冒険者ギルドナブト支部の地下二階にある倉庫。

ここでは、明日のオークションに出品される商品の確認がおこなわれていた。


「……魔剣、オッケー……上級ポーション、オッケー……」

「カレン先輩、こういう出品物の確認って当日持って来るものに関しては、どうするんですか?」

「……ん~?……もちろん、その時にチェックするよ~……」


ギルド職員のカレンは、出品物のチェックをしながら、後輩職員のメリッサの質問に答えていた。

今、この倉庫にしている場所には、価値あるものが所狭しと並べられている。


勿論、この倉庫に通じる入口は、ギルドが用意した警備兵に見張られているから、ドロボーが入る隙はない。

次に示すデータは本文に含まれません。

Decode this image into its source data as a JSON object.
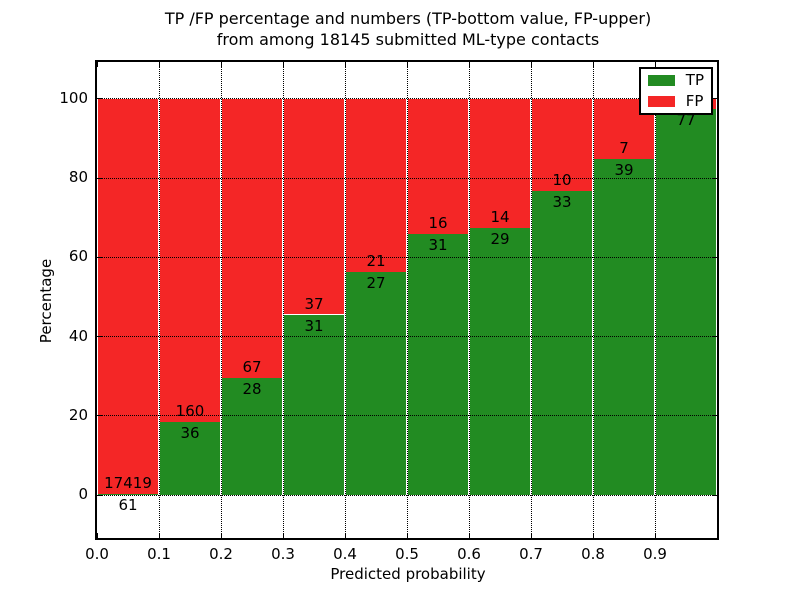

オークションに出品される品物は、そのほとんどがダンジョンで出現したものである。



「……毛生えポーション、オッケー!

これで武器に防具、それとアイテム類のチェックは完了。

後は当日と独アイテムだけね」


「それじゃあ、これで終わりですね?」

「メリッサちゃん、何を言っているの?

後は、向こうの出品奴隷が残っているでしょ?」


チェック作業が終わったと喜ぶメリッサに、倉庫の壁を指さして注意するカレン。

そう、倉庫の壁の向こうに、明日出品される奴隷たちの待機している部屋があるのだ。


実は、オークションに出品される奴隷は、体調管理や万が一の事態に備えて主催者である冒険者ギルドで預かっているのだ。

勿論、奴隷といえど体調管理のために預かっているのだから、日々の食事などには気を使っている。


「……私、あの奴隷たち、苦手なんですよ……」


壁を指さした先輩のカレンに、メリッサは嫌な顔をして答える。

カレンは、メリッサがどうしてそんな顔をするのか分からず聞いてみた。


「どうして?」

「何ていうか、あの、すべてをあきらめた、目が嫌いなんです。

それに……こう言っては何ですが、出品奴隷の七番、あれ、違法奴隷ですよね?」


メリッサから指定された七番の奴隷を探すカレン。


「……七番……七番……この子ね。

名前は、シャロン。東から流れて来た奴隷ってことになっているわね。

容姿に傷なし、奴隷になってから今回のオークション出品が初めてって珍しいわね。

……奴隷になってから、半年もたっていないからかしら?」


「ほら、カレン先輩、怪しいでしょ?

多分そのシャロンって奴隷、どこかの国で政争に負けた貴族の令嬢ってことじゃないですか?」

「う~ん、ありえるか……?」


詳しく書かれた資料を見ながら、カレンは考え込む。

確かに、この資料を読めば読むほど、元貴族令嬢っていうのが当てはまる。


しかし、今は奴隷の一人だ。

どんな身分だった人であれ、オークションに出品される奴隷に違いはないのだ。

主催者側としては、預かった以上は、体調管理をちゃんとするだけだ。


「とにかく、メリッサ?

昔どんな身分だったなんて関係ないわよ、オークションに出品された以上、その奴隷をどうするかは買い手次第。

勿論、奴隷の扱いに関しては、この国の法律を守ってもらいますけどね」


「守りますか?」

「守るわよ。というか、守らないといけないのよ。

奴隷の扱いは、購入した国の法律が最優先で適応される。

それが、購入後、別の国へ行ったとしてもね」


隷属の首輪に仕掛けられた、購入した国の法律に違反した場合は、隷属の首輪が外れ、奴隷から解放されるようになっているのだ。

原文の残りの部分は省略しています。